In the case of both theories neither mental states, behavioural states nor functional states exist as objects or as anything else. I do not accept Skinner’s claims that physical bodily behaviour is the same as neuro-physical cognition. Subject and predicate are NOT reflectant existential mirror images of each other. Whilst misguided functionalists believe they are actually describing an non-existent abstraction called ‘function’ – what they are unknowingly addressing describes the functioning human holism - the realia or concreta of the soma.

Monarchs and thermostats? Yes they exist. There is a functioning thermostat that controls the central-heating circulation-pump in the cupboard under the stairs. And yes again, Britain as a physical island of rock with all the natural objects and its monarch Queen Elizabeth that can be found in that particular spatio-temporal location exist.

But the functions of constitutional monarchy and thermostatic functions do not. It is the queen and the central-heating household ironmongery that exist together with the material human attributors and not their abstractional attributees.


                                                                   REFERENCES
Aristotle. De Anima (On the Soul) c. 350 BC. by J. A. Smith. The Basic Works of Aristotle, Richard McKeon ed., New York: Random House (1941)

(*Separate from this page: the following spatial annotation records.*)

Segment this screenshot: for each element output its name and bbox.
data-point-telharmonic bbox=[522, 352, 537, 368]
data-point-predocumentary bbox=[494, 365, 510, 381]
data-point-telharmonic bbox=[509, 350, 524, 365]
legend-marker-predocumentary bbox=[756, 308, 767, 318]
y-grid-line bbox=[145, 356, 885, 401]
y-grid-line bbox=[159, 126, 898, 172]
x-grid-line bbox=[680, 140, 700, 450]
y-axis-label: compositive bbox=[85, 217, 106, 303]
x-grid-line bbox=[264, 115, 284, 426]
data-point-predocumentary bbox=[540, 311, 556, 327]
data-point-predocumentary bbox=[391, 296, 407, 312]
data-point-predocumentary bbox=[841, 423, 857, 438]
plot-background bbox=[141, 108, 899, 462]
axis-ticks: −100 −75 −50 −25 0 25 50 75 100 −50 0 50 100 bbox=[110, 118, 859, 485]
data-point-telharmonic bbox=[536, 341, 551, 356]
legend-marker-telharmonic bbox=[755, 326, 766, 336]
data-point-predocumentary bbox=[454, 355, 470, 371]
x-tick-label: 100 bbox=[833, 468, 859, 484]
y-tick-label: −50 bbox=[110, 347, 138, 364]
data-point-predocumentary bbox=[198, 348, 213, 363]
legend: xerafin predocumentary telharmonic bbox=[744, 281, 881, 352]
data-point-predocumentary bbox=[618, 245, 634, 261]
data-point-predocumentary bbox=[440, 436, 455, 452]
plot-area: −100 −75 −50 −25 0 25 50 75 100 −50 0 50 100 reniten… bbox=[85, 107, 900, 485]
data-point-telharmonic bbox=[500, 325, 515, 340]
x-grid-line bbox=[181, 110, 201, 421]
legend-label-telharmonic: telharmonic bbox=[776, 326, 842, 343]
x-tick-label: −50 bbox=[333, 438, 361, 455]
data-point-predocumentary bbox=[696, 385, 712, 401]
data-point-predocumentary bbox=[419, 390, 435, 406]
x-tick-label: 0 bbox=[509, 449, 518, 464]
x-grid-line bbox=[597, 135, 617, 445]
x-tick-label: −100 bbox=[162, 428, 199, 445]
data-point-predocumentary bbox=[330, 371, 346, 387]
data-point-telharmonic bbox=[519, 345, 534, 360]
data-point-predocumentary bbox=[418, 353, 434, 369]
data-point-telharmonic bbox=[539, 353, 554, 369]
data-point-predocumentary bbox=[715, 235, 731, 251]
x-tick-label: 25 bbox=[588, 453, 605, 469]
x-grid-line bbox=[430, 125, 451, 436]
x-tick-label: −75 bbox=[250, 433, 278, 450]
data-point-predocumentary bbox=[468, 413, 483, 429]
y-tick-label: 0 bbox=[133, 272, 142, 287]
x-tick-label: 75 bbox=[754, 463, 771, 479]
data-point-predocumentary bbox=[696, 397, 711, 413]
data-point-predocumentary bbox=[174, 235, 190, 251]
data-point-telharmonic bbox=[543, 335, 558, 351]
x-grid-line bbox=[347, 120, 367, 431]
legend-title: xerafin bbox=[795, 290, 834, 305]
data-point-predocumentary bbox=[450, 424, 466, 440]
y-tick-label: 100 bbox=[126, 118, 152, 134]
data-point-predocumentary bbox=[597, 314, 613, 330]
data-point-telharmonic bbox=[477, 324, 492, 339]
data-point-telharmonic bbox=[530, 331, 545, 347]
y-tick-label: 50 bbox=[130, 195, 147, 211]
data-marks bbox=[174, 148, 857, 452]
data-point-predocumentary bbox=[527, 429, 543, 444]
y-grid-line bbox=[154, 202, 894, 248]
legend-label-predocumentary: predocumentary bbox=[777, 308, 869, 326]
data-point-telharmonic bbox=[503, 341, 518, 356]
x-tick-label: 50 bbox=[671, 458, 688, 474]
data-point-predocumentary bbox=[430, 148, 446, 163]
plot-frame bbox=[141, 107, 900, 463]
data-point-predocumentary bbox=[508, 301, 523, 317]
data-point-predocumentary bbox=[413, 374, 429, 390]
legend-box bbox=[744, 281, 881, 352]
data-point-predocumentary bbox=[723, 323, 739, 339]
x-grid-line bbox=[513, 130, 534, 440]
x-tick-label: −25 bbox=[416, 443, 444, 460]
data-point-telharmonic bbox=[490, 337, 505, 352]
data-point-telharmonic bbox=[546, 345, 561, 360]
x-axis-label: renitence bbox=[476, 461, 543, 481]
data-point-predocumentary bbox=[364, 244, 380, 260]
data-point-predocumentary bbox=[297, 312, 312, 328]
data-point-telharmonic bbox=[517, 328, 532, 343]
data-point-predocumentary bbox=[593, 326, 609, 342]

Churchland. Patricia. ‘Neurophilosophy. Toward a Unified Science of the Mind/Brain.’ 2001. Eds. Jerome. A. Feldman, Patrick. J. Hayes, David E Rumelhart. MIT Press, Cambridge Massachusetts – London, England.

Hempel, C.G. 1949. The logical analysis of psychology. In Readings in Philosophical Analysis, ed. H. Feigl and W. Sellars. New York: Appleton-Century-Crofts.

Maslin. K.T. 2001. ‘An Introduction to the Philosophy of Mind.’ Blackwell Publishers Inc.
350 Main Street, Malden. MA 02148,USA.

Ryle, G. ‘The Concept of Mind. ’ London: Penguin Books, 1990

Turing. ‘Computing Machinery and Intelligence – The Turing Test.’ 1950.